Bei seinen Experimenten mit Brennspiegeln übertrifft Tschirnhaus alle seine Vorgänger. 1686 baut er einen Sonnenspiegel aus silberhaltigem Kupfer mit einem Durchmesser von 1,63 Metern und einer Brennweite von 1,13 Metern. Hiermit ist er in der Lage, Temperaturen von über 1400 Grad Celsius zu erzeugen. In den folgenden Jahren beschäftigt er sich auch mit der Herstellung von größeren Brennlinsen, die er in benachbarten Glashütten gießen lässt. Nach und nach verbessert er die Qualität der optischen Gläser.

Ab 1692 hat er als Leiter der Laboratorien des sächsischen Kurfürsten genügend finanzielle Mittel für seine Forschungen. Insbesondere interessiert er sich für die Herstellung von weißem Porzellan, für das eine wachsende Nachfrage besteht – vor allem, weil es für Angehörige des Adels wichtig ist, den eigenen Reichtum durch Sammlungen von besonderen Glasgefäßen und chinesischem Porzellan zu zeigen. Um neue Absatzmärkte für Glas und Halbedelsteine zu erkunden, reist Tschirnhaus nach Delft und besichtigt die dortigen Fayence-Manufakturen. In Paris versucht er Informationen darüber zu erhalten, wie dort sogenanntes Weichporzellan hergestellt wird.

Im Jahr 1701 war es Johann Friedrich Böttger, einem 19-jährigen Angestellten einer Apotheke in Berlin, angeblich gelungen, Silber in Gold zu verwandeln. Einer Vorladung zum Hof des preußischen Kurfürsten entgeht er durch Flucht nach Sachsen. Dort wird ihm ein alchemistisches Laboratorium eingerichtet, wo er "zur eigenen Sicherheit" unter Bewachung seine Experimente fortsetzen darf. Nach einem gescheiterten Fluchtversuch wird er 1704 Tschirnhaus unterstellt: Dieser kann den ursprünglichen Befehl an Böttger, Gold herzustellen, umwandeln: Gemeinsam sollen sie nun die Herstellung von Porzellan erforschen. Auf der Suche nach geeigneten Rezepturen gelingt ihnen im Sommer 1708 der Durchbruch mithilfe des im Erzgebirge gefundenen Kaolins (sogenannte Porzellanerde). August II. (der Starke) ernennt Tschirnhaus zum Direktor der zu gründenden Porzellanmanufaktur, aber bevor dieser tätig werden kann, stirbt er an den Folgen einer Ruhr-Erkrankung.
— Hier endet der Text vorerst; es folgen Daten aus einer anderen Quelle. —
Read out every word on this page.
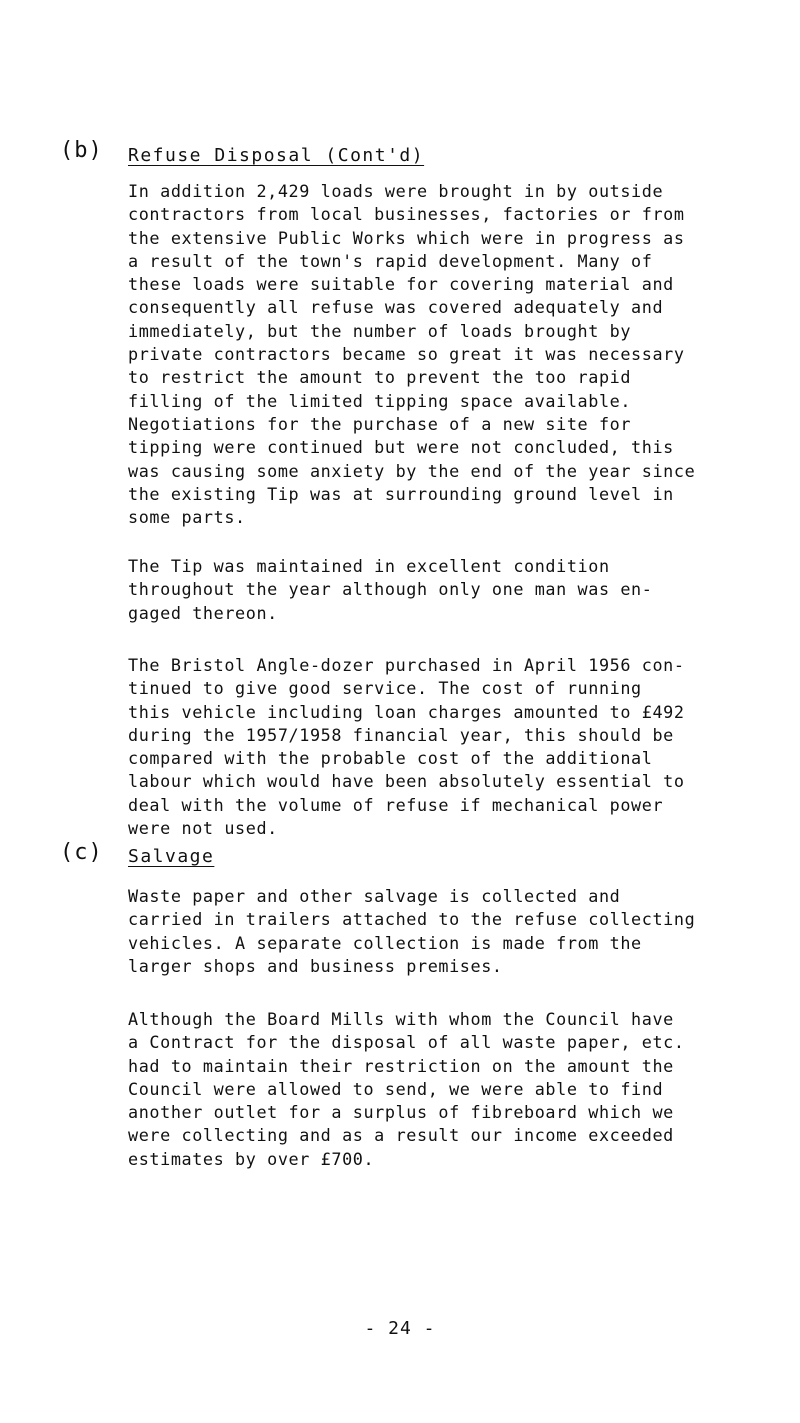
(b) Refuse Disposal (Cont'd)
In addition 2,429 loads were brought in by outside
contractors from local businesses, factories or from
the extensive Public Works which were in progress as
a result of the town's rapid development. Many of
these loads were suitable for covering material and
consequently all refuse was covered adequately and
immediately, but the number of loads brought by
private contractors became so great it was necessary
to restrict the amount to prevent the too rapid
filling of the limited tipping space available.
Negotiations for the purchase of a new site for
tipping were continued but were not concluded, this
was causing some anxiety by the end of the year since
the existing Tip was at surrounding ground level in
some parts.
The Tip was maintained in excellent condition
throughout the year although only one man was en-
gaged thereon.
The Bristol Angle-dozer purchased in April 1956 con-
tinued to give good service. The cost of running
this vehicle including loan charges amounted to £492
during the 1957/1958 financial year, this should be
compared with the probable cost of the additional
labour which would have been absolutely essential to
deal with the volume of refuse if mechanical power
were not used.
(c) Salvage
Waste paper and other salvage is collected and
carried in trailers attached to the refuse collecting
vehicles. A separate collection is made from the
larger shops and business premises.
Although the Board Mills with whom the Council have
a Contract for the disposal of all waste paper, etc.
had to maintain their restriction on the amount the
Council were allowed to send, we were able to find
another outlet for a surplus of fibreboard which we
were collecting and as a result our income exceeded
estimates by over £700.
- 24 -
Der Nachlassverwalter Melchior Steinbrück findet in den Papieren von Tschirnhaus wichtige Hinweise, die es seinem Schwager Böttger schließlich ermöglichen, dem sächsischen König die Erfindung des europäischen Porzellans zu verkünden. 1710 wird auf der Albrechtsburg in Meißen eine Produktionsstätte eingerichtet und bereits 1713 auf der Messe in Leipzig das erste Meißener Porzellan verkauft.